What is blogging? A newsletter story.
Posted May 22, 2010on:
Who all has ever read a newsletter? I mean a tried-and-true, got-it-in-the-mail newsletter? I may have touched one, once. I think I may have even read a few articles from it. But I’ve read plenty of blogs or e-newsletters. The funny thing is, isn’t the digital version exactly the same as the original?
My bubbie (Polish/Yiddish/Jewish version of saying “grandma”) told me of her amateur printer’s club. She writes a story, mails it in, and a month or so later gets it, and a bunch of other people’s stories, mailed back to her. I mean snail-mail here. She swears by the tactility of holding her newsletter. Also, the only computer in her house is a laptop my father brings with him when he visits her, so even if the younger members of the club made a royal ruckus to get rid of the physical newsletter, called a “bundle,” and just go digital, she still couldn’t participate. She’s not alone either. There are a few members of her club that don’t own computers. (Don’t freak out. Yes, there are still people like that out there.)
And there is a digital component already. Many of the younger members just e-mail the newsletter around. Personally, I think they should all just have a mutual blogroll or a group on LiveJournal. The little stories they send back and forth and print for their newsletters are really just blog posts. In fact, this article, yeah, the one you are reading right now, will probably be Bubbie’s entry for this next round of stories, edited slightly. I suppose I’ll get the thrill of seeing my name in print.
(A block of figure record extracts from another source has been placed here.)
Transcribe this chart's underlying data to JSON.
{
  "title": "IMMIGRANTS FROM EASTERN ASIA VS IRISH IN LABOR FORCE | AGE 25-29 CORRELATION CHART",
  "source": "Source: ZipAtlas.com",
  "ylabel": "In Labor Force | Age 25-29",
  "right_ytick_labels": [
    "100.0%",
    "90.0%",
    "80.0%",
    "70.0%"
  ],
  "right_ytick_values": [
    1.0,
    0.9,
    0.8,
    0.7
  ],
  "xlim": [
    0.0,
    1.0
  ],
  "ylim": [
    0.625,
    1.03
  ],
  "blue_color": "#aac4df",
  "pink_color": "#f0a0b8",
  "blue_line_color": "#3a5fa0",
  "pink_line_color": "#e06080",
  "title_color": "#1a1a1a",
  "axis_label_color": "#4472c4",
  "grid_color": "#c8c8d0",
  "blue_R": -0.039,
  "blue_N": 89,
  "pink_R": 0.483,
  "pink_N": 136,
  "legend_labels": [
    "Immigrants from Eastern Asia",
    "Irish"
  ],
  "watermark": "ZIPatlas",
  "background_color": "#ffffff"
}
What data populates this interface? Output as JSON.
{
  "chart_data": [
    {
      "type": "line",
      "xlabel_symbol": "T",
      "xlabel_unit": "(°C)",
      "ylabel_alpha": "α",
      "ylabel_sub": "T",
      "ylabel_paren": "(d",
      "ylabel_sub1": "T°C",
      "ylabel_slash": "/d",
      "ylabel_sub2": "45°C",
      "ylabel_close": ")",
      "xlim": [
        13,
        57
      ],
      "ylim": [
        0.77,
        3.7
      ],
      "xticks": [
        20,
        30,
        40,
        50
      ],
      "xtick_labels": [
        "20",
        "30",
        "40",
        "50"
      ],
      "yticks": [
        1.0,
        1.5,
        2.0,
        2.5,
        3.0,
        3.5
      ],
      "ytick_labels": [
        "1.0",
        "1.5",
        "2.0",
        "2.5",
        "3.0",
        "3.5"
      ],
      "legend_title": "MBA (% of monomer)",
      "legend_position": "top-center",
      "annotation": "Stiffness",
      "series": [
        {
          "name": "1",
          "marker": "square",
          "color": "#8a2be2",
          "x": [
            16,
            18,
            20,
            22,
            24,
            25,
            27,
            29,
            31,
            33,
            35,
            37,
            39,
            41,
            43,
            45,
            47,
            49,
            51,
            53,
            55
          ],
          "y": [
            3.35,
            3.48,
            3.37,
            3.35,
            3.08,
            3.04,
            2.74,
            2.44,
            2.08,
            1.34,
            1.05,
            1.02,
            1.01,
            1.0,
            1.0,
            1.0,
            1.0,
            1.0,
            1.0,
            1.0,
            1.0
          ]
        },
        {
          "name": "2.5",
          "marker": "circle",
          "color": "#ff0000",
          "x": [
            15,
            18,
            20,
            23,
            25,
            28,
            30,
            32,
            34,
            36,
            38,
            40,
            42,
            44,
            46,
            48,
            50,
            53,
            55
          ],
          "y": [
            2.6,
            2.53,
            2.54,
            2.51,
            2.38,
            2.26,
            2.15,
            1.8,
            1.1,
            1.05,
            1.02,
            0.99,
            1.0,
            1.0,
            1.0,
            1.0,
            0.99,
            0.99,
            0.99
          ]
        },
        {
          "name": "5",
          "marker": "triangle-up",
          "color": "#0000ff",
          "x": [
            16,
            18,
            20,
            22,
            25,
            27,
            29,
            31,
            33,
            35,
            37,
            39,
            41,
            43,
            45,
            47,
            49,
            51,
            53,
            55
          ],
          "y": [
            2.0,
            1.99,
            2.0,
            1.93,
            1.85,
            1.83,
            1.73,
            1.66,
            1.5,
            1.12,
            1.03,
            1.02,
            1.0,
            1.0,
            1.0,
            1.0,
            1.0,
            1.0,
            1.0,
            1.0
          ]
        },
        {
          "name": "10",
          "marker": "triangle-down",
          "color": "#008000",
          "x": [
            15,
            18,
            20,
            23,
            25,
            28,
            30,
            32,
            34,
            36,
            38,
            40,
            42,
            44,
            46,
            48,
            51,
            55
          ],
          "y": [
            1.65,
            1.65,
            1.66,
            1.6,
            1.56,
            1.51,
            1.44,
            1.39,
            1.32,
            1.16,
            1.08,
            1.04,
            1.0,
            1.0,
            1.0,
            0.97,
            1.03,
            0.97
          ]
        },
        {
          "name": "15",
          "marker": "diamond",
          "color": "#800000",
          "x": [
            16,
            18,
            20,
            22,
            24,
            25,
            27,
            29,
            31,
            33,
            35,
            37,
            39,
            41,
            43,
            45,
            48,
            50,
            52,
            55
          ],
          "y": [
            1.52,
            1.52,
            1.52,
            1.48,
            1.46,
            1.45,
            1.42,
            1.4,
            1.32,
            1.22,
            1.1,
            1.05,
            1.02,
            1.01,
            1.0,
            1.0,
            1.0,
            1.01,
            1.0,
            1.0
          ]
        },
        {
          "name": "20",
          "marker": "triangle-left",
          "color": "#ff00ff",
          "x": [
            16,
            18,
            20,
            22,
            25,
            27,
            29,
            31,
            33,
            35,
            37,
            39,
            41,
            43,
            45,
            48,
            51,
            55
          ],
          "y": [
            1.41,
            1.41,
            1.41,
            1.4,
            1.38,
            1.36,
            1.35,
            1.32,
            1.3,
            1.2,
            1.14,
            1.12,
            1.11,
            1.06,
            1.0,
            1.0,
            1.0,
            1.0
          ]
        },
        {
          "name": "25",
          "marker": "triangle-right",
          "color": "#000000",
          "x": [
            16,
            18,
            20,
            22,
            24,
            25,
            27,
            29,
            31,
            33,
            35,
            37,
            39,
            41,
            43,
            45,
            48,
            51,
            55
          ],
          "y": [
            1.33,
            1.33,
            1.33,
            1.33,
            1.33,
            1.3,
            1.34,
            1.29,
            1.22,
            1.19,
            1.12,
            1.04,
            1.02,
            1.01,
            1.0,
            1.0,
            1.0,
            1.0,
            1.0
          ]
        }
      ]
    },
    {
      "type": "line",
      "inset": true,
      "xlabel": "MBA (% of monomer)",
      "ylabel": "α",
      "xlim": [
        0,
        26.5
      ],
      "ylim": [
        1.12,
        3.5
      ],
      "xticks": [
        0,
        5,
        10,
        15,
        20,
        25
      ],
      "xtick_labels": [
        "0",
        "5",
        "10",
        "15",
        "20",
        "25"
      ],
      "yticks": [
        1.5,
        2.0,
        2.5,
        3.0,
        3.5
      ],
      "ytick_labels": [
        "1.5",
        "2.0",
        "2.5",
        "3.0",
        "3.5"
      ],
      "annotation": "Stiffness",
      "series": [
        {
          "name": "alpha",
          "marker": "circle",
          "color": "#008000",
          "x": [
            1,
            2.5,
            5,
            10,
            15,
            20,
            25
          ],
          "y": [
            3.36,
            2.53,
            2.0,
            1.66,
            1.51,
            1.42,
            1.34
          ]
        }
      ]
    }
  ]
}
If you are like me, then when I said that a blog and a physical newsletter are the same thing, you probably went, “Nuhuh! I can add to my blog all the time, I can comment on other blogs and respond to comments on mine. Completely different!”
I said that to Bubbie. Her response? She explained to me that that is exactly what she does with her newsletter, only via the mail. She writes responses to other stories, which get included in the bundle. The authors can reply to her in the next bundle. As for the time-factor, she told me she can send in stories as often as she wants and not be limited in number. Of course, it is at the speed of the US Postal Service.
What really got me, however, was that online or offline, e-mailed or blogroll, this amateur printers association would probably look just the same. The only difference is that the elderly folk, like Bubbie, wouldn’t be able to participate with computers. I almost have to ask who would win in a situation without the “bundles.” Probably the computer manufactuerers.